Integrating $x^3$ perplexes me. $\int_{-1}^1 x^3dx=0$ and $\int_{-2}^2 x^3dx=0$ and even $\int_{-1000}^{1000} x^3dx=0$. Intuitively, it would make sense that $\int_{-\infty}^\infty x^3dx=0$. However, this integral is undefined.
Why does my intuition fail? The integral from $-a$ to $a$ of $x^3$ is always $0$, so why doesn't this hold for bounds of $-\infty$ to $\infty$? I understand how the math checks out (improper integrals), but instinctively this result makes no sense. Can anyone give me an intuitive explanation of this solution?
Going into details of Rene Schipperus' comment:
$\int_{a}^b x^3 dx = \frac {x^4}4|_{a}^b = \frac {b^4 - a^4}4$.
So $\int_{-\infty}^{\infty}x^3 dx = \lim\limits_{a\to -\infty,b\to \infty}\frac {b^4 - a^4}4$ which is undefined as the nature of $a\to -\infty,b\to \infty$ may vary.
We could say $\lim\limits_{a\to \infty}\int_{-a}^a x^3 dx = 0$.

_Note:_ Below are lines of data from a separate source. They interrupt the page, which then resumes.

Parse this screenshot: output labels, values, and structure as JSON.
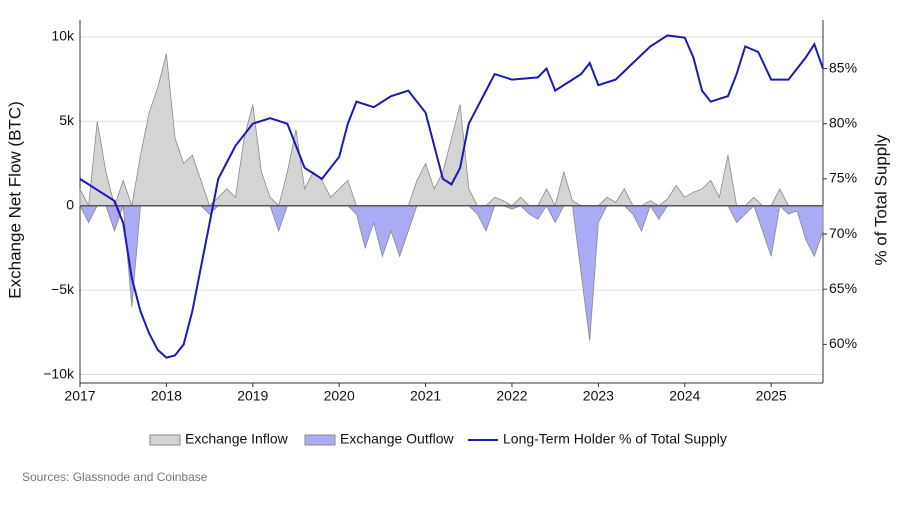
{
  "chart_data": {
    "type": "area-line",
    "y_label": "Exchange Net Flow (BTC)",
    "y2_label": "% of Total Supply",
    "source": "Sources: Glassnode and Coinbase",
    "xlim": [
      2017,
      2025.6
    ],
    "xticks": [
      2017,
      2018,
      2019,
      2020,
      2021,
      2022,
      2023,
      2024,
      2025
    ],
    "ylim": [
      -10500,
      11000
    ],
    "yticks": [
      {
        "value": -10000,
        "label": "−10k"
      },
      {
        "value": -5000,
        "label": "−5k"
      },
      0,
      {
        "value": 5000,
        "label": "5k"
      },
      {
        "value": 10000,
        "label": "10k"
      }
    ],
    "y2lim": [
      56.5,
      89.4
    ],
    "y2ticks": [
      {
        "value": 60,
        "label": "60%"
      },
      {
        "value": 65,
        "label": "65%"
      },
      {
        "value": 70,
        "label": "70%"
      },
      {
        "value": 75,
        "label": "75%"
      },
      {
        "value": 80,
        "label": "80%"
      },
      {
        "value": 85,
        "label": "85%"
      }
    ],
    "grid": true,
    "legend": "bottom",
    "x": [
      2017.0,
      2017.1,
      2017.2,
      2017.3,
      2017.4,
      2017.5,
      2017.6,
      2017.7,
      2017.8,
      2017.9,
      2018.0,
      2018.1,
      2018.2,
      2018.3,
      2018.4,
      2018.5,
      2018.6,
      2018.7,
      2018.8,
      2018.9,
      2019.0,
      2019.1,
      2019.2,
      2019.3,
      2019.4,
      2019.5,
      2019.6,
      2019.7,
      2019.8,
      2019.9,
      2020.0,
      2020.1,
      2020.2,
      2020.3,
      2020.4,
      2020.5,
      2020.6,
      2020.7,
      2020.8,
      2020.9,
      2021.0,
      2021.1,
      2021.2,
      2021.3,
      2021.4,
      2021.5,
      2021.6,
      2021.7,
      2021.8,
      2021.9,
      2022.0,
      2022.1,
      2022.2,
      2022.3,
      2022.4,
      2022.5,
      2022.6,
      2022.7,
      2022.8,
      2022.9,
      2023.0,
      2023.1,
      2023.2,
      2023.3,
      2023.4,
      2023.5,
      2023.6,
      2023.7,
      2023.8,
      2023.9,
      2024.0,
      2024.1,
      2024.2,
      2024.3,
      2024.4,
      2024.5,
      2024.6,
      2024.7,
      2024.8,
      2024.9,
      2025.0,
      2025.1,
      2025.2,
      2025.3,
      2025.4,
      2025.5,
      2025.6
    ],
    "series": [
      {
        "name": "Exchange Inflow",
        "kind": "area",
        "color": "#d4d4d4",
        "values": [
          1000,
          0,
          5000,
          2000,
          0,
          1500,
          0,
          3000,
          5500,
          7000,
          9000,
          4000,
          2500,
          3000,
          1500,
          0,
          500,
          1000,
          500,
          4000,
          6000,
          2000,
          500,
          0,
          2000,
          4500,
          1000,
          2000,
          1500,
          500,
          1000,
          1500,
          0,
          0,
          0,
          0,
          0,
          0,
          0,
          1500,
          2500,
          1000,
          2000,
          4000,
          6000,
          1000,
          0,
          0,
          500,
          300,
          0,
          500,
          0,
          0,
          1000,
          0,
          2000,
          300,
          0,
          0,
          0,
          500,
          200,
          1000,
          0,
          0,
          300,
          0,
          400,
          1200,
          500,
          800,
          1000,
          1500,
          500,
          3000,
          0,
          0,
          500,
          0,
          0,
          1000,
          0,
          0,
          0,
          0,
          0
        ]
      },
      {
        "name": "Exchange Outflow",
        "kind": "area",
        "color": "#aaaaf5",
        "values": [
          0,
          -1000,
          0,
          0,
          -1500,
          0,
          -6000,
          0,
          0,
          0,
          0,
          0,
          0,
          0,
          0,
          -500,
          0,
          0,
          0,
          0,
          0,
          0,
          0,
          -1500,
          0,
          0,
          0,
          0,
          0,
          0,
          0,
          0,
          -500,
          -2500,
          -1000,
          -3000,
          -1500,
          -3000,
          -1500,
          0,
          0,
          0,
          0,
          0,
          0,
          0,
          -500,
          -1500,
          0,
          0,
          -200,
          0,
          -500,
          -800,
          0,
          -1000,
          0,
          0,
          -4000,
          -8000,
          -1000,
          0,
          0,
          0,
          -500,
          -1500,
          0,
          -800,
          0,
          0,
          0,
          0,
          0,
          0,
          0,
          0,
          -1000,
          -500,
          0,
          -1500,
          -3000,
          0,
          -500,
          -300,
          -2000,
          -3000,
          -1500
        ]
      },
      {
        "name": "Long-Term Holder % of Total Supply",
        "kind": "line",
        "axis": "y2",
        "color": "#1a1ab4",
        "x": [
          2017.0,
          2017.2,
          2017.4,
          2017.5,
          2017.6,
          2017.7,
          2017.8,
          2017.9,
          2018.0,
          2018.1,
          2018.2,
          2018.3,
          2018.4,
          2018.5,
          2018.6,
          2018.8,
          2019.0,
          2019.2,
          2019.4,
          2019.5,
          2019.6,
          2019.8,
          2020.0,
          2020.1,
          2020.2,
          2020.4,
          2020.6,
          2020.8,
          2021.0,
          2021.1,
          2021.2,
          2021.3,
          2021.4,
          2021.5,
          2021.7,
          2021.8,
          2022.0,
          2022.3,
          2022.4,
          2022.5,
          2022.8,
          2022.9,
          2023.0,
          2023.2,
          2023.4,
          2023.6,
          2023.8,
          2024.0,
          2024.1,
          2024.2,
          2024.3,
          2024.5,
          2024.6,
          2024.7,
          2024.85,
          2025.0,
          2025.2,
          2025.4,
          2025.5,
          2025.6
        ],
        "values": [
          75,
          74,
          73,
          71,
          66,
          63,
          61,
          59.5,
          58.8,
          59,
          60,
          63,
          67,
          71,
          75,
          78,
          80,
          80.5,
          80,
          78,
          76,
          75,
          77,
          80,
          82,
          81.5,
          82.5,
          83,
          81,
          78,
          75,
          74.5,
          76,
          80,
          83,
          84.5,
          84,
          84.2,
          85,
          83,
          84.5,
          85.5,
          83.5,
          84,
          85.5,
          87,
          88,
          87.8,
          86,
          83,
          82,
          82.5,
          84.5,
          87,
          86.5,
          84,
          84,
          86,
          87.2,
          85
        ]
      }
    ]
  }
}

But we cold also say $\lim\limits_{a\to \infty}\int_{-a}^{2a} x^3 dx = \lim\limits_{a\to \infty} \frac {(2a)^4 - a^4}4 = \lim\limits_{a\to \infty} a^4\frac {16-1}4 = \infty$.
or $\lim\limits_{a\to \infty}\int_{-2a}^{a} x^3 dx = \lim\limits_{a\to \infty} \frac {a^4 - (2a)^4}4 = \lim\limits_{a\to \infty} a^4\frac {1-15}4 = -\infty$